The cortisol that was used as the body’s defense response is now involved with the depositing of calories in our bodies, Tullis said.

“There are ways to reduce this cortisol level,” Tullis said. “For the ‘fight or flight,’ when cortisol rises, the blood sugar increases. That’s a good thing if you’ve got a saber-toothed tiger chasing you – blood pressure rises, pulse rises, muscle protein breaks down. Now we need sugar for energy, then the insulin rises because we’re taking all the fat in the body and turning it into sugar.

“Today, you have all this sugar in your system and you’re not fighting, you’re not running. … Now the body says, ‘What am I going to do with all this sugar?’ To simplify it, it now lays down these extra calories around your middle.”

Tullis says the food industryonly adds insult to our biological injury.
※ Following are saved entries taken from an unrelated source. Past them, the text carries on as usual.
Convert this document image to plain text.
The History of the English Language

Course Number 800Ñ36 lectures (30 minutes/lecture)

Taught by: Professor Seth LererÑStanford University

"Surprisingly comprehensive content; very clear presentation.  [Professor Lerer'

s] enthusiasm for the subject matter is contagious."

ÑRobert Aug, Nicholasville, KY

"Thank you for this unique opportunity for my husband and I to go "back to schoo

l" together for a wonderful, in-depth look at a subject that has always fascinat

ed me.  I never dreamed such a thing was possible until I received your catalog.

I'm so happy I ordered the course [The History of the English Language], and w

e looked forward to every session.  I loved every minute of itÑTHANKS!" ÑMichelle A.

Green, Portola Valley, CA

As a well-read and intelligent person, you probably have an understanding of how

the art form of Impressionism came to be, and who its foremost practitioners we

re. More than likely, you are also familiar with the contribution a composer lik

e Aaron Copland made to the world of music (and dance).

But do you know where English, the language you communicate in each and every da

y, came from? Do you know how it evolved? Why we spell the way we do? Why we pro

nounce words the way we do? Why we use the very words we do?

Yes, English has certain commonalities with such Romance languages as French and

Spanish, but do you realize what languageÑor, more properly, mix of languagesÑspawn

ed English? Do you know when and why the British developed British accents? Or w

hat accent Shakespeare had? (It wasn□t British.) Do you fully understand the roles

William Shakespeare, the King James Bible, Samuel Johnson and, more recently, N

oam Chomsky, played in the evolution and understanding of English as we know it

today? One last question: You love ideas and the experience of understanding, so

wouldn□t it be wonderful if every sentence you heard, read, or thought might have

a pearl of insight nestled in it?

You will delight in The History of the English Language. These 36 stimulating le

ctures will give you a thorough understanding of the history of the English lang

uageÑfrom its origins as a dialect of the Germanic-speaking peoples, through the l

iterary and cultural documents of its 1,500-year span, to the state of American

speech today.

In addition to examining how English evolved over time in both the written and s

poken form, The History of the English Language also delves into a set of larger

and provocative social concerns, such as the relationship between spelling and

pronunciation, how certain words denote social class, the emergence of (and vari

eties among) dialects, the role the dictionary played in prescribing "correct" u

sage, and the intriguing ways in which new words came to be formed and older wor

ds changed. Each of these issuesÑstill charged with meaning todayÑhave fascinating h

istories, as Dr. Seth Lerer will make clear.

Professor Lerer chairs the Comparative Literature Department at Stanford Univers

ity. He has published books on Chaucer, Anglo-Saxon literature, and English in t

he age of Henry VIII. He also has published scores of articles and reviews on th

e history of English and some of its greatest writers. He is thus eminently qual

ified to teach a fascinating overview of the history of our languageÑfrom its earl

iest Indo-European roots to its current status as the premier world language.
“When you lower the stress response, you also increase in your brain serotonin, which is what’s in antidepressants,” Tullis said. “Sugary foods and fatty foods raise serotonin in your brain, and after you eat something, you feel much better, much calmer. …

“But you just increased sugar – not complex sugar, a simple sugar – so then the body breaks it down really fast. What happens? You drop. You get the blues. What do you reach for? Sugar, or something with fat in it, which raises a different kind of neurotransmitter in your brain.”

The fats, sugars and artificial sweeteners in food today can be just as addictive and dangerous as nicotine in the tobacco industry in their ability to create a conditioned response of reaching for sugary foods, Tullis said.

“Look what people do. They reach for the candy bar,” Tullis said. “They stuff down their emotions. They’re not even aware of how they feel anymore because food now takes the focus off the anger, the resentment, the fear, the anxiety – all the emotions we’d rather not feel because humans move toward pleasure and away from pain.

Tullis leads therapy sessions and workshops through interactive exercises that help people recognize how everything we do is based on what we’ve learned and developed on a subconscious level, including the unhealthy eating habits that lead to weight gain.

“You want to lose weight, but you want to know why it’s so hard? You’ve learned it,” Tullis said. “You need to unlearn what you’ve taught your mind and body, and what people also need to learn is to stop beating themselves up. They need to stop saying, ‘I’m so fat. I’m so ugly.’ That makes them feel depressed and stressed.

“We think food does control us and we say, ‘I can’t say no,’ but you can. It doesn’t matter what the compulsion is. It could be shopping, television watching, compulsive anything, if you break the pattern of compulsive behavior, then you can still go shopping or eat cake once in a while. You just don’t need it all the time because you tell yourself you don’t really need it.”

At the Elliot, she hosts an eight-week program of hour-and-a-half sessions called “Food for the Soul: A Workshop for Emotional Eaters.” The course costs $150; the next program will kick off Sept. 20.

“I want people to realize that they need to be aware of how they are feeling before they eat,” Tullis said. “I want them to be aware and to learn a simple stress-relief method, and to use the power of words to realize that their words become actions.

“Watch how you talk to yourself; watch what you say, because if you think you can, or you think you can’t, you’re right. Words have power.”